Big Cypress National Preserve is located southwest of Lake Okeechobee and borders the northern edge of Everglades National Park (Fig. 1). It spans 295,016 ha and receives approximately 425,000 visitors annually (Patterson et al., 2008). The preserve contains a large remnant of natural wetland mosaic including cypress strands and domes, pine forests, wet prairies, marshes, sloughs, mangrove forests, and hardwood hammocks. The preserve also contains large stands of dwarf cypress, as well as rare orchids, bromeliads, and ferns (Patterson et al., 2008).Fig. 1. Left panel: Map of BCNP and the study area in the northwest corner. Right panel: Names of regions within the study area

Big Cypress is fundamentally different than its adjacent Everglades neighbor. The soil is comprised of sands (Pamlico Sands) overlying caprock (hardened limestone) of the Tamiami Formation, whereas the vast majority of the greater Everglades system has an organic peat substrate overlying Miami Limestone (Jarosewich & Wagner, 1985). Water transmissivity is more localized and slower in Big Cypress than in the Everglades (Jarosewich & Wagner, 1985). Concentrations of surface water total phosphorus are typically higher in Big Cypress compared to the greater Everglades. This has been attributed to higher total phosphorus from natural sources such as shallow soils, rocks, and ground water (Miller et al., 2004).

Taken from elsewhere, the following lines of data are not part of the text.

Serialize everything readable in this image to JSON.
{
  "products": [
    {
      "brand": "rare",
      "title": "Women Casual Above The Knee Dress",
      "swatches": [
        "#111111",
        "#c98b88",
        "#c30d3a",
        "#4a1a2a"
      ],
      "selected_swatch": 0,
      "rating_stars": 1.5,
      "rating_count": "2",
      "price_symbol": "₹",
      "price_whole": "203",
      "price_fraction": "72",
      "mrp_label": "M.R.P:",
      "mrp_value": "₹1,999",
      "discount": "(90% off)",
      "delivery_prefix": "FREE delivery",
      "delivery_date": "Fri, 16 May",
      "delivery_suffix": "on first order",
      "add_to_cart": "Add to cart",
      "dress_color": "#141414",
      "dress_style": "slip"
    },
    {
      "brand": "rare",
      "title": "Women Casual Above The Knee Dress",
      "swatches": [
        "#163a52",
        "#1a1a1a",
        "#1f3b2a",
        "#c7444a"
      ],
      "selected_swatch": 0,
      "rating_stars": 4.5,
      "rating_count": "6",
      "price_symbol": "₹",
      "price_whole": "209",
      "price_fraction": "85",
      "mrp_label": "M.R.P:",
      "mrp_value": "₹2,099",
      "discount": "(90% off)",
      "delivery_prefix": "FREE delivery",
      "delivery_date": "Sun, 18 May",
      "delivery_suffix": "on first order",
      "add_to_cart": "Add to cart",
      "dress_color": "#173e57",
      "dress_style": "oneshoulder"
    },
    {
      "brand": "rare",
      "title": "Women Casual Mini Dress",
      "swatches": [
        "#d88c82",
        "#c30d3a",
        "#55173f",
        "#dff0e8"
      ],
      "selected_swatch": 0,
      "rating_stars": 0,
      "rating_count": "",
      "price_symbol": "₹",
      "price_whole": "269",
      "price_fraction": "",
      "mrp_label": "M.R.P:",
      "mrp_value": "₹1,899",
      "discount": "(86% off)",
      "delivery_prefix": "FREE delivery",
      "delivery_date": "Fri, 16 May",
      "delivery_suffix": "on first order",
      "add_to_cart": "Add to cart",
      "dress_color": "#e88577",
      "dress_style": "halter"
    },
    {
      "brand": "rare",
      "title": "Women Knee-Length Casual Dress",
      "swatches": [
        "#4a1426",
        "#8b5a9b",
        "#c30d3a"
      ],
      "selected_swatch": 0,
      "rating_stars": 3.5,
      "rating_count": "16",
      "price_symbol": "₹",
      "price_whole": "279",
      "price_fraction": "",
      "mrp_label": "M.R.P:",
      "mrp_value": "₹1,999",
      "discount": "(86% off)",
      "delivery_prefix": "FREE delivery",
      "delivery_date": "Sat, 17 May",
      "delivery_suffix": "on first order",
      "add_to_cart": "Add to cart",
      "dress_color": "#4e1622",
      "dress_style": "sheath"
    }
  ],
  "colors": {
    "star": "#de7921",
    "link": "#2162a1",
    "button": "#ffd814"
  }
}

The name “Big Cypress” refers to the vast expanse of cypress (Taxodium distichum var. imbricarium (Nuttall) Croom) rather than to the size of the trees. The larger bald cypress trees were logged during the past two centuries. Extraction of oil, gas, and minerals occurs within BCNP and surrounding areas to the north (Whelan et al., 2020). North of BCNP and south of Lake Okeechobee, agriculture fields have been operating since the early 1900s. To establish the farming industry, the lands were first drained, and the natural water flow was redirected. The western region of Big Cypress has headwaters that begin north of BCNP and are conveyed south via a canal system (Barron River Canal, Miller et al., 2004). Since BCNP establishment in 1974, the city of Immokalee’s population has grown 6 times greater (just north of the Preserve) (US Census data 1980, 2020). In addition, farming and other industrial development have expanded north of the BCNP boundary. The likely high importance of residential runoff as a phosphorus source in BCNP is another contrast with the greater Everglades area, where agricultural runoff is the dominant source (Davis, 1994). The primary management activities have been related to restoration of the human-altered regional hydrology to a more natural flow pattern, improving water quality entering the park from the north, managing invasive species, balancing recreational and extractive uses with long-term sustainability of the system, as well as protecting and preserving natural resources that include rare species (Urgelles et al., 2019).

Sampling design

Periphyton sampling for this study was conducted from 2013 to 2020 to test methods for using periphyton to assess and track ecological conditions in BCNP. There were two sampling designs used over this period, one for the 2013 and 2014 sampling and one design for the 2017–2020 sampling. The change in sample design was due to an increase in financial allocation to the monitoring program allowing for more helicopter flight time. For both sample designs, the target sampling population was periphyton within mapped graminoid and broadleaf marshes in northwestern BCNP. The sampling frame was restricted to mapped and accessible marshes (which includes access by helicopter, ORV, truck, or hiking) in the northwest section of BCNP (Fig. 1), because human disturbance is adjacent to that section of BCNP. That disturbance produces a gradient from high to low phosphorus concentrations, with minimally disturbed conditions found in the southern and eastern parts of the sampling area.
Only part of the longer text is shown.